Full_scenario.png is oscilloscope view of battery voltage (yellow) and RESET signal coming from TPS3831L30 (blue).
Note that battery range is supposed to be 4.2V to 2.5V.
Explanation of picture:
Simulating the battery with a power supply, when the battery is fully charged at 4.2V, the RESET pin of the voltage
supervisor is HIGH as it should be, because 4.2V > 2.67V, which is the fixed threshold of the voltage supervisor.
As I discharge the battery, the RESET pin goes low when Vbatt < 2.67V, all good here.
Now the problem: as I recharge the battery, I would expect the RESET pit to ho HIGH again when Vbat > 2.67V, but infact it does so at around 3.8V.
While recharging, if I hold 2.67 < Vbat < 3.8 (glitch.png) I see some glitches where the RESET signal tries to go high, but it does so just for a moment.
For some reason the range 2.67V to 3.8V has some quirks, which I first noted when I discharged and recharged the battery, as shown above.
Later I discovered that this happens also "on the way down", meaning that, starting from a charged battery, if I discharge it to somewhere 2.67 < Vbat < 3.8 and I turn off the power supply
to simulate turning off the device, when I turn it back on the same behaviour is observed: RESET pin low with glicthes unless charged back to above 3.8V.
All of this happens only when the RESET pin has a "load", meaning it is attached to the three EN pins of the voltage regulators.
If the RESET pin is left floating, its signal is what I would expect.

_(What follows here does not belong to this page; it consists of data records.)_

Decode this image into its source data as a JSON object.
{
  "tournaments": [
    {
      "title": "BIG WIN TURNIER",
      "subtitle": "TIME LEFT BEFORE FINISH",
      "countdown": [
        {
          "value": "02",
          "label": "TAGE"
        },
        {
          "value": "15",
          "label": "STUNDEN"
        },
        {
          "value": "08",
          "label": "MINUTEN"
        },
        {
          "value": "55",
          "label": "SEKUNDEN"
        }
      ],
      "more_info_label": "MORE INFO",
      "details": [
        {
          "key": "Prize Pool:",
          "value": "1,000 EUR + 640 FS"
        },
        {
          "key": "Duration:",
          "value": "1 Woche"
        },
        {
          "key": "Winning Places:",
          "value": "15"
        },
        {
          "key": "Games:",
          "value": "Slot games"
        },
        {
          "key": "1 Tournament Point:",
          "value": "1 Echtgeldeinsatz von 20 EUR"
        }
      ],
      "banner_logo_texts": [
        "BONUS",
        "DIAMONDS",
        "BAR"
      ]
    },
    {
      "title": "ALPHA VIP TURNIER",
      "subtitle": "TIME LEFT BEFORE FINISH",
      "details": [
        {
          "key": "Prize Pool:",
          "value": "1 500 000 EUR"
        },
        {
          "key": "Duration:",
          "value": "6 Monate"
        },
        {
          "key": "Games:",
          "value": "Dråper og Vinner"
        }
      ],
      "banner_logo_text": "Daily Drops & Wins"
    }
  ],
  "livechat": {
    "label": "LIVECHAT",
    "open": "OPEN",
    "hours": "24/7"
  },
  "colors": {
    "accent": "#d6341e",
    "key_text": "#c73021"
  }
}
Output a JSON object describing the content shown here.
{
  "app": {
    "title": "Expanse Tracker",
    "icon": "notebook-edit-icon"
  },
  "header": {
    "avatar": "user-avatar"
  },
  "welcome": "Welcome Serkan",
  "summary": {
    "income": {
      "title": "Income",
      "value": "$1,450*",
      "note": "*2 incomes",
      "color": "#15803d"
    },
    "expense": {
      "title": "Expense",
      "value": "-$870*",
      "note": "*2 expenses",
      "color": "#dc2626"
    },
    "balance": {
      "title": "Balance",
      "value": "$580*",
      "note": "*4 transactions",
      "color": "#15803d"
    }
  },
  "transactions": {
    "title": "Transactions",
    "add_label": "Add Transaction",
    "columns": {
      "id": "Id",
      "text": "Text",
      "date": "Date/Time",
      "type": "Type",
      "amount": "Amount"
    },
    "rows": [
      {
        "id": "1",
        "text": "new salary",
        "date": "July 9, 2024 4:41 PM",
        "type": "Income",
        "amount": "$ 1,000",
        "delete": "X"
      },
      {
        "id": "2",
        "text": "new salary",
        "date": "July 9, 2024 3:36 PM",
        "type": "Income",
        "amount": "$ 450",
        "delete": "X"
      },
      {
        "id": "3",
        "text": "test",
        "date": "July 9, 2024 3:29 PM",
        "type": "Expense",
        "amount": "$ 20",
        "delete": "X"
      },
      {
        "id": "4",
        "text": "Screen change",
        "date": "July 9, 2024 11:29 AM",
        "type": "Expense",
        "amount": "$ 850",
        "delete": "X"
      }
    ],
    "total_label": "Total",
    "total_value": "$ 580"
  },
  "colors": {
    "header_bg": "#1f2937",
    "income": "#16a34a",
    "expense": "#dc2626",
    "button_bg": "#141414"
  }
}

I initially thought that the RESET pin cannot source enough current to drive the three EN pins, but the datasheet says 8mA max on RESET pin, and trying to drive the EN
pins with a power supply it draws less than 1mA, so clearly this is not the issue.
Any idea why this is happening?
I condensed all this info in diagrams.png.
I was troubleshooting something else before this issue, and in doing so I reflowed the area at least a dozen times at 250 °C.
Is it possible that to much heating/cooling cycles have cooked the component such that it results in this behaviour? Everything else on the board is working absolutely fine.